Our paper ‘Soundscapes of the Past: Historical Imaginings’ has been accepted at the International Computer Music Conference 2022 (ICMC ‘Standing Wave’). The conference will take place at the University of Limerick in Limerick, Ireland, between 3 and 9 July 2022.
The abstract of our paper is below:
Histories are primarily documented in visual or written form. Our ‘Sonic Palimpsest’ project seeks to subvert this occularcentric focus, exploring the potential of sonic perspectives, to unlock alternative understandings of our past.
Chatham dockyard, our case study site, was founded in 1547 and closed as a working yard in 1984. During the 400-plus years of its operation, tens of thousands of people were employed (or forced to work) in building construction and in launching more than 500 warships and repairing thousands of others. Countless stories have been collected throughout this period, some through diaries (the 17th C. diary of Samuel Pepys is a notable example) others found in oral history archives, books and papers. Our team has explored these sources and conducted new oral history interviews, applying anthropophonic perspectives to see if we can unpack new insight through sound.

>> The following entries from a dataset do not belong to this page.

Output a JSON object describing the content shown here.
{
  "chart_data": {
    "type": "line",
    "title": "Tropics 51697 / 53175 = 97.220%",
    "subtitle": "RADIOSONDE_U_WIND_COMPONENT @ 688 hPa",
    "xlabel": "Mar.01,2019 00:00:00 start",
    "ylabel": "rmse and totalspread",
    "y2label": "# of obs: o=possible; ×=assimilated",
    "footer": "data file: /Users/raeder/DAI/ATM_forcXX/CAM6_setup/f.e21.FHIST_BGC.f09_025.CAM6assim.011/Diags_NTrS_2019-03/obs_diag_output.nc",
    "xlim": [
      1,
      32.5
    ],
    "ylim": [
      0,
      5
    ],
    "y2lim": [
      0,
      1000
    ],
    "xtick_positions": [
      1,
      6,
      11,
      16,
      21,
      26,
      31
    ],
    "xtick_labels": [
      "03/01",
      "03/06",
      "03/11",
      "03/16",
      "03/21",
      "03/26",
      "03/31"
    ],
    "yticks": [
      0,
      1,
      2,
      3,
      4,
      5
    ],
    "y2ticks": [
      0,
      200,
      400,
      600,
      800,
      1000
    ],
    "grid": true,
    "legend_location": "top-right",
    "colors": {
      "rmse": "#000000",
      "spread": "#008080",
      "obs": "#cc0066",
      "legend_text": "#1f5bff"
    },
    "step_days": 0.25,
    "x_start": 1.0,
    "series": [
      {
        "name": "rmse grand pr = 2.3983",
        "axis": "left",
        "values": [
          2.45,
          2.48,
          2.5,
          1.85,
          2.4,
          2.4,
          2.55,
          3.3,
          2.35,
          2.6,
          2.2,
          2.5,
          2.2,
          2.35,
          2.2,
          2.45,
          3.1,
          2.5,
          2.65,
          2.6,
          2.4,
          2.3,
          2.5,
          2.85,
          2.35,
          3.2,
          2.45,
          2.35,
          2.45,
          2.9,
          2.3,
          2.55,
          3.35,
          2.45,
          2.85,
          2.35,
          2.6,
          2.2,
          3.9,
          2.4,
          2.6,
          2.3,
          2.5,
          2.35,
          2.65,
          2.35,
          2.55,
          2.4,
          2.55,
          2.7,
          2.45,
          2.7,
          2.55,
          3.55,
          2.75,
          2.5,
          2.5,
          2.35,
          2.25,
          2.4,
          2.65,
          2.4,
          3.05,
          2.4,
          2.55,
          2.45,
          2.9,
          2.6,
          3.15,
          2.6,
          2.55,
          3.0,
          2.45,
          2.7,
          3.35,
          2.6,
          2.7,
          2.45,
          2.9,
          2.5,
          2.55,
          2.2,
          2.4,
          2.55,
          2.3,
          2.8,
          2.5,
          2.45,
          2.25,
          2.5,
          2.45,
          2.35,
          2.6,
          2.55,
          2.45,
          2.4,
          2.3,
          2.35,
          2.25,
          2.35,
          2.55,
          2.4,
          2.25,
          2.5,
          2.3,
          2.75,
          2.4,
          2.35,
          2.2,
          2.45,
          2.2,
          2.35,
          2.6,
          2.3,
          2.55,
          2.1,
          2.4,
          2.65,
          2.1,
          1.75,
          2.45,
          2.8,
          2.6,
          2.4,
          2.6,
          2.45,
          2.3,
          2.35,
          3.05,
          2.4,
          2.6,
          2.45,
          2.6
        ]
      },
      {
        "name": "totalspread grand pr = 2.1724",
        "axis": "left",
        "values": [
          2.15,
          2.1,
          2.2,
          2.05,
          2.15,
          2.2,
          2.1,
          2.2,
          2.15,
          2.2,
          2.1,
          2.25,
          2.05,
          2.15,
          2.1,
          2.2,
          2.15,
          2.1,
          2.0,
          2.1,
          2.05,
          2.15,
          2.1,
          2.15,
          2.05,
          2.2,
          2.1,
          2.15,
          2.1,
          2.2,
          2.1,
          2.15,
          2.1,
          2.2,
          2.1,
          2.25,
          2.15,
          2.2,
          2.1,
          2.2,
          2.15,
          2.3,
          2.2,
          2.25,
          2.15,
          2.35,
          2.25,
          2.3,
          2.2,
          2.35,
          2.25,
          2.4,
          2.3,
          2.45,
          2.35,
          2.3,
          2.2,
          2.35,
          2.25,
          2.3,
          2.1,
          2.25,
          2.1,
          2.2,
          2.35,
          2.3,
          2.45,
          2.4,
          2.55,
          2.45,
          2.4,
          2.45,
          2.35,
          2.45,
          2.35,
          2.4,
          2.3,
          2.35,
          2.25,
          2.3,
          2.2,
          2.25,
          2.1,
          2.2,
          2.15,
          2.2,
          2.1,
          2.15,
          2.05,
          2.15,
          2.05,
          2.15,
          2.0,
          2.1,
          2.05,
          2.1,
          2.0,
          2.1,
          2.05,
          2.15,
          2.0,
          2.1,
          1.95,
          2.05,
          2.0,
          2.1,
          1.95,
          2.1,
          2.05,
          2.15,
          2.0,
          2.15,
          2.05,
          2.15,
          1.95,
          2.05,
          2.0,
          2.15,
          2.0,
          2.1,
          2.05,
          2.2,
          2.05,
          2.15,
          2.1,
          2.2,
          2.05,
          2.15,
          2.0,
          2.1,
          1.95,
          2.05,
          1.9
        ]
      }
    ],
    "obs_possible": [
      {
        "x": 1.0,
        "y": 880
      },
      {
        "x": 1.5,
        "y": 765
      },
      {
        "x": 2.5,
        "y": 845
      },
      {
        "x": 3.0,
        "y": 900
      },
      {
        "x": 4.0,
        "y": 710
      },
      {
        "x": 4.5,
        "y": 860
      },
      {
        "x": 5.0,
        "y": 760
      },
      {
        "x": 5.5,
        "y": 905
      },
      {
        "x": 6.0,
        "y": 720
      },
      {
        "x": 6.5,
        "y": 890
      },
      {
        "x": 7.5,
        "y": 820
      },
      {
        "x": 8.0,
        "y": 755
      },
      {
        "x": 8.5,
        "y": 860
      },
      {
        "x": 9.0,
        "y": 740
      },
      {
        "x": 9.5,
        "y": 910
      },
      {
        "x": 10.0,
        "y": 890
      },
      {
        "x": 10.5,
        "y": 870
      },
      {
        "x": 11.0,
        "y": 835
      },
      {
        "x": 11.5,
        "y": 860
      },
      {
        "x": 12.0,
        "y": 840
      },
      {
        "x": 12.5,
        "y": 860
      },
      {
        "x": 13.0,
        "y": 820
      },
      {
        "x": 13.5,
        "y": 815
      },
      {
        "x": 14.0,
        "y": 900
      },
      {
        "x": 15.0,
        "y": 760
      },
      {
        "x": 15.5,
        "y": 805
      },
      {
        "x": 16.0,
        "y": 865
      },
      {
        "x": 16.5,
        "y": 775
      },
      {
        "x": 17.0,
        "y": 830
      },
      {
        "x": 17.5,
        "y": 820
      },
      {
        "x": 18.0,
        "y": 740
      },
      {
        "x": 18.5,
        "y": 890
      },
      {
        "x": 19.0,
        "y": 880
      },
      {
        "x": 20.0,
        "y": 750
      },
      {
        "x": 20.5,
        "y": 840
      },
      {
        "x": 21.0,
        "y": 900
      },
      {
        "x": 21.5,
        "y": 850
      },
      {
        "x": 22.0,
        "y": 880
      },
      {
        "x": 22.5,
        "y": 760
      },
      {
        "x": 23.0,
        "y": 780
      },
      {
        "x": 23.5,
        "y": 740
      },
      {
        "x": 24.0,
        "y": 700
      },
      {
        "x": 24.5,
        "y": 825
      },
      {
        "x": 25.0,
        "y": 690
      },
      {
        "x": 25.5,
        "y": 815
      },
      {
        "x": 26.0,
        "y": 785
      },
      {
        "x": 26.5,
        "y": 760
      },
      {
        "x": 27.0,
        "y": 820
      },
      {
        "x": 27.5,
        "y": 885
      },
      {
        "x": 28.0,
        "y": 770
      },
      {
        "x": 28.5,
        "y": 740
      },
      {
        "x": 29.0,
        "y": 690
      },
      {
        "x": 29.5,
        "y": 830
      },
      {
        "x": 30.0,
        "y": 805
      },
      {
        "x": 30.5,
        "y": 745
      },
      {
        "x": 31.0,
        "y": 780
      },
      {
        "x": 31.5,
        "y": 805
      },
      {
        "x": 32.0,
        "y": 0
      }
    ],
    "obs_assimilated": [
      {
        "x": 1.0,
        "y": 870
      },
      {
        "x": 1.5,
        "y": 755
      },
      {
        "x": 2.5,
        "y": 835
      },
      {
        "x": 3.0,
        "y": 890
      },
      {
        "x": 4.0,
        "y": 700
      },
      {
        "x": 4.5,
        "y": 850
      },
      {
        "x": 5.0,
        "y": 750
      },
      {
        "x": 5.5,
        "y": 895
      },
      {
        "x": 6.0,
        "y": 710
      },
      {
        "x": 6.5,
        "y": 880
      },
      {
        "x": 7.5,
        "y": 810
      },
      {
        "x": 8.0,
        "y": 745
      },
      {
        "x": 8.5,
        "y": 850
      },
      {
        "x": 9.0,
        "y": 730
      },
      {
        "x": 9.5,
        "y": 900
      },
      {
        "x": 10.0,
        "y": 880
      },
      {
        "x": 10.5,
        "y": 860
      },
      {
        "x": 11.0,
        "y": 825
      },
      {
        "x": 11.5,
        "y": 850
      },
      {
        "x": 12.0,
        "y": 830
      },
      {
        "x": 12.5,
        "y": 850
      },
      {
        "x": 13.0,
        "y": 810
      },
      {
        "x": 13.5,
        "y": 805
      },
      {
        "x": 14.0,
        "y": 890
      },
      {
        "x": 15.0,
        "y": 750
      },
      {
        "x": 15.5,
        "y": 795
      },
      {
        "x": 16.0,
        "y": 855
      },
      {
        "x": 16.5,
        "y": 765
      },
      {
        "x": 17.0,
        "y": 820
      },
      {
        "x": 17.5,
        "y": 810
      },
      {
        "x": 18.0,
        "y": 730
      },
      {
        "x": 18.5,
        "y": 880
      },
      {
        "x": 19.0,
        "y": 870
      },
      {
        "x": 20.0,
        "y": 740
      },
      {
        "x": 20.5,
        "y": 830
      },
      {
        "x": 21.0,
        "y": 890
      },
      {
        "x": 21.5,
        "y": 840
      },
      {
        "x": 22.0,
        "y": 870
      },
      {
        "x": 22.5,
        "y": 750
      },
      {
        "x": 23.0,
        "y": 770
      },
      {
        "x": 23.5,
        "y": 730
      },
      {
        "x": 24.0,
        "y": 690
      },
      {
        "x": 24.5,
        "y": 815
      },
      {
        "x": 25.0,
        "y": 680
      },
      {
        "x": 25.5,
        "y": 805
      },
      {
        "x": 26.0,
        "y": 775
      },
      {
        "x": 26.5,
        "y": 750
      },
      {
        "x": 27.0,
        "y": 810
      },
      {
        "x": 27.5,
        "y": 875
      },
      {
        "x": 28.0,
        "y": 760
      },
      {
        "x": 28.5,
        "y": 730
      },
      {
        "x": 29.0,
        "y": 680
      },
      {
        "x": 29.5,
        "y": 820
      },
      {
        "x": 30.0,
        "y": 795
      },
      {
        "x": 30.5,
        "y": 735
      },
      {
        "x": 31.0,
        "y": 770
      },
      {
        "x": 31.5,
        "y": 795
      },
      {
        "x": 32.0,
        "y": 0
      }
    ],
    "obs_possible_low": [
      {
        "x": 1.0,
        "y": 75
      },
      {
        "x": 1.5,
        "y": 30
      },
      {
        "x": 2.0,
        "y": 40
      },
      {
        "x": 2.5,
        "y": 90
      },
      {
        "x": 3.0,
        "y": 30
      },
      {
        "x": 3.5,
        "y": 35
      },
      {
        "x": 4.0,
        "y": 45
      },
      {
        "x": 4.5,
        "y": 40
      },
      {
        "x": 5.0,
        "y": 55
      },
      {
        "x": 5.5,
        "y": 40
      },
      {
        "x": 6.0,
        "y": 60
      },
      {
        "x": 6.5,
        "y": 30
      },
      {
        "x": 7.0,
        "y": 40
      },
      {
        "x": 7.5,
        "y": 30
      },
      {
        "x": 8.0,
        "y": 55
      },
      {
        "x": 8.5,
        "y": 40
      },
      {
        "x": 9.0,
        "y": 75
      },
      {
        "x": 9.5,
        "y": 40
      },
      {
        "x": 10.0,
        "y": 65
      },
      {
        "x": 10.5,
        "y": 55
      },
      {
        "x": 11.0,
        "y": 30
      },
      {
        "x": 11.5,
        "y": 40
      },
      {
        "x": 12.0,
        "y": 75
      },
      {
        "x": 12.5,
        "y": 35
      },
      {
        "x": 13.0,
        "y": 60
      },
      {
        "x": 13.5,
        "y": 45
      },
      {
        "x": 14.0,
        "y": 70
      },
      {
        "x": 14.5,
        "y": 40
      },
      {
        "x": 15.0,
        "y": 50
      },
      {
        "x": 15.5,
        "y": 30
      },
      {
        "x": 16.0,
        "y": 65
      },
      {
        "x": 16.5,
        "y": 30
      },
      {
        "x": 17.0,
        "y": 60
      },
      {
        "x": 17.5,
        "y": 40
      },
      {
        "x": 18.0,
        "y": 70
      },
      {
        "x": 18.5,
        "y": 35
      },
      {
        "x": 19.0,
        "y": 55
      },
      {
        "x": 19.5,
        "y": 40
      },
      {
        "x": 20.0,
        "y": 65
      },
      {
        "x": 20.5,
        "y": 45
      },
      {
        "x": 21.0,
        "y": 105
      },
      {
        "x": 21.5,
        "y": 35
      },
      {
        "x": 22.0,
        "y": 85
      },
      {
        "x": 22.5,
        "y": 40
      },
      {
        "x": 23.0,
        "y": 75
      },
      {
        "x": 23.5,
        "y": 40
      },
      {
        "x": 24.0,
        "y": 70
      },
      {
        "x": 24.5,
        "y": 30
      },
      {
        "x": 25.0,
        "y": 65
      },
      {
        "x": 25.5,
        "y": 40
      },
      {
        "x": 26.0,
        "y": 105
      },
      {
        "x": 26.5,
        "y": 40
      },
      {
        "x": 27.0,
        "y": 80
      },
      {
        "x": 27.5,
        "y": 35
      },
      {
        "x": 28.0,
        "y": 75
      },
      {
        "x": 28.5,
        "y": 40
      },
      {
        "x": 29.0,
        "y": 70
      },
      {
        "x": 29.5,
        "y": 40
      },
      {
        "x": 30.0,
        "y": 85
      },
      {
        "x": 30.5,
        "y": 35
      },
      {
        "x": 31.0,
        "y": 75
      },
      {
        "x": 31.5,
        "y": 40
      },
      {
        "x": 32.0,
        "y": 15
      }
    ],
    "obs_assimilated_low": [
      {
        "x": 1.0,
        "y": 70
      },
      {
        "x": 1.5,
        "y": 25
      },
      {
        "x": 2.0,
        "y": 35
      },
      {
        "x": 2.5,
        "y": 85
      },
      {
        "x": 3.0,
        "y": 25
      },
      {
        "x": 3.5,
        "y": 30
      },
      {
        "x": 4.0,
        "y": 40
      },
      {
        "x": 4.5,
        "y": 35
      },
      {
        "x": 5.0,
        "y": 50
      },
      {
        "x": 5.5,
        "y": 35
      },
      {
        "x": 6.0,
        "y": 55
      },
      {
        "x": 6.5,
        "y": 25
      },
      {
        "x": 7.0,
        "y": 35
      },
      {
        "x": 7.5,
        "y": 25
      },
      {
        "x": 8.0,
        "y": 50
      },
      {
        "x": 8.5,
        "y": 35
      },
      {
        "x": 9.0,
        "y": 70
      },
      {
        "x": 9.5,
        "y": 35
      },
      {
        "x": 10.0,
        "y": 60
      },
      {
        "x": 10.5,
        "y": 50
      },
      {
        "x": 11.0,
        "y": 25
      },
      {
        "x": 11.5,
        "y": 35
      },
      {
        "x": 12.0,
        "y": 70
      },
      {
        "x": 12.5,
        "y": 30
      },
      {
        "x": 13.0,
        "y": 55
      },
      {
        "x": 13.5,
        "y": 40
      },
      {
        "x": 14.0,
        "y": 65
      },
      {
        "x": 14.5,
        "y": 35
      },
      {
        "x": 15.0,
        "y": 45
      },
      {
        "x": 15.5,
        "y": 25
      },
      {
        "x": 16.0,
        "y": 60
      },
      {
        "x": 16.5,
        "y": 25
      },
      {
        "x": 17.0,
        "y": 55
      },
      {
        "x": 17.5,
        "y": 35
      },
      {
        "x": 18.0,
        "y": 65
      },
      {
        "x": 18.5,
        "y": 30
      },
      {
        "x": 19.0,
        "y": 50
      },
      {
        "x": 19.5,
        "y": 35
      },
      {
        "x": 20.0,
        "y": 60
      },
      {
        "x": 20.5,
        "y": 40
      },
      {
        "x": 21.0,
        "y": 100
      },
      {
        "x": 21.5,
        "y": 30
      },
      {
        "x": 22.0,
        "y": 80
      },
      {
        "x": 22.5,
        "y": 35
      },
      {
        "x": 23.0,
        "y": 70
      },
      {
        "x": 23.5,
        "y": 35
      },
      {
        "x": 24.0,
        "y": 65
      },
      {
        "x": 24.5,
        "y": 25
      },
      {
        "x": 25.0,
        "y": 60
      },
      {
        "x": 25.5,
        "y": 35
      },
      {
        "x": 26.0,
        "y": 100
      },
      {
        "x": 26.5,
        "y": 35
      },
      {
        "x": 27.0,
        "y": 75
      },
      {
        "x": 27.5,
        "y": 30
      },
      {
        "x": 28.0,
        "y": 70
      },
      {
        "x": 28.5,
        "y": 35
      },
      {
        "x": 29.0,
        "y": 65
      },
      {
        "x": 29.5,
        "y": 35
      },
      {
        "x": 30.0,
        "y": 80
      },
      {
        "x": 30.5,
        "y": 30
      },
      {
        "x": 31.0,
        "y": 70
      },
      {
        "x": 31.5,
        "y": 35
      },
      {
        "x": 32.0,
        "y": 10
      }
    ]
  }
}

Our research has demonstrated the rich potential of musical and sound-based knowledge frameworks to inform human, embodied and affective understandings of history which foreground people and place across time. This paper gives an overview of some of the salient sounding histories uncovered, focusing on three selected areas: the life of convicts in the dockyard, Samuel Pepys’ diary, and our own interviews with former workers of the yard.